Where your employees receive medical services can make a huge difference in their out-of-pocket costs. Today, nearly 64% of employers in the manufacturing sector offer telemedicine consultations with doctors or other care providers when appropriate, which are considerably less expensive than in-person doctor’s office, urgent care clinic or emergency room visits.
In addition, a growing number of employers are contracting with centers of excellence that have proven to deliver better results and higher-quality outcomes for back, knee, cardiac, infertility and other issues.
Employers often offer employees incentives for using centers of excellence.
Make sure your employees know which of these types of services are available to them and that they are educated to understand the circumstances under which they would be most beneficial.
Voluntary benefits are gaining traction with employers interested in meeting the needs of a more diverse, often multigenerational workforce. They have the benefit of being relatively low cost for both employees and employers.
Depending on an employee’s needs, conventional voluntary benefits such as dental, vision, life and disability insurance might make sense for them.
Emerging benefits such as student loan refinancing programs, identity theft protection or even pet insurance might also be attractive. If you are offering any new voluntary benefits this year, make sure your employees are aware of them.

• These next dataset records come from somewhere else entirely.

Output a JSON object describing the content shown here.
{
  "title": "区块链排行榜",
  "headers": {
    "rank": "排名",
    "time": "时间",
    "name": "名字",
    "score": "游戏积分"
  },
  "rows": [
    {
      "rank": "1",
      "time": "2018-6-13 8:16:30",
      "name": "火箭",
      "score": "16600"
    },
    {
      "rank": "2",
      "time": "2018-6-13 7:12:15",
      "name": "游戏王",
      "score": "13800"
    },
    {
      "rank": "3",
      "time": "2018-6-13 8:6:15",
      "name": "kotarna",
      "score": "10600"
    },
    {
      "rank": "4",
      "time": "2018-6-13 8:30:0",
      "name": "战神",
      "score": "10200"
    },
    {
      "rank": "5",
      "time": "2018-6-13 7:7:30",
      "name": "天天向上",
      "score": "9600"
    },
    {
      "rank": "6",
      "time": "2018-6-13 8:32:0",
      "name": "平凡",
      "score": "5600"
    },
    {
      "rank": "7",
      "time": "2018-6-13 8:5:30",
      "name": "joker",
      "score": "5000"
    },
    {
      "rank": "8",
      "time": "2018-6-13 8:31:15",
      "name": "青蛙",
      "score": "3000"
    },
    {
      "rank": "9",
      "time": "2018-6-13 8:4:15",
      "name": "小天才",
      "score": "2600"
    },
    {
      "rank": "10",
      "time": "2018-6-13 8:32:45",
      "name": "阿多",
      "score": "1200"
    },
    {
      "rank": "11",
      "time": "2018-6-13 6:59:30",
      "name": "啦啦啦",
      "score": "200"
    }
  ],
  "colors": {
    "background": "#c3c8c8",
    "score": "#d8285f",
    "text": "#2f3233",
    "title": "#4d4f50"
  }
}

Some employers are adding capabilities to wellness programs such as lifestyle coaching or fitness wearables available at low, or no cost, for tracking exercise activities or nutritional intake. Plus, there are now mobile apps connected to wellness platforms that can automatically send employees recommendations or reminders to prevent or manage existing health conditions.
Many employers also offer financial incentives for taking advantage of these capabilities as well as other health improvement activities. For example, some employers are instituting surcharges for tobacco use, or implementing tobacco-cessation programs to help smokers quit.
In fact, employers in the manufacturing sector are more likely than others to use these to discourage tobacco use and institute surcharges. Make sure your employees understand the different offerings and the terms and conditions of your wellness program.
Even though complementary and alternative health services such as physical therapy, chiropractic, acupuncture and massage have become commonplace, many health plans offer minimal, if any, coverage for these services.
Even if employees can afford to pay the full cost of these services themselves, they should know whether their health plan or you, through other types of coverage, will reimburse them for some or all of the costs they incur.
Technology-based solutions to help employees evaluate, select, enroll in and manage employee benefits are growing in popularity—from private benefit exchanges with decision support tools such as out-of-pocket cost calculators and recommendation engines that offer a consumer-like shopping experience, to web-based enrollment portals and mobile apps.
If you’ve adopted a private benefits exchange or other technology support for your employees, inform and educate them on their advantages and uses, and how they can best take full advantage of them while selecting and enrolling in benefits.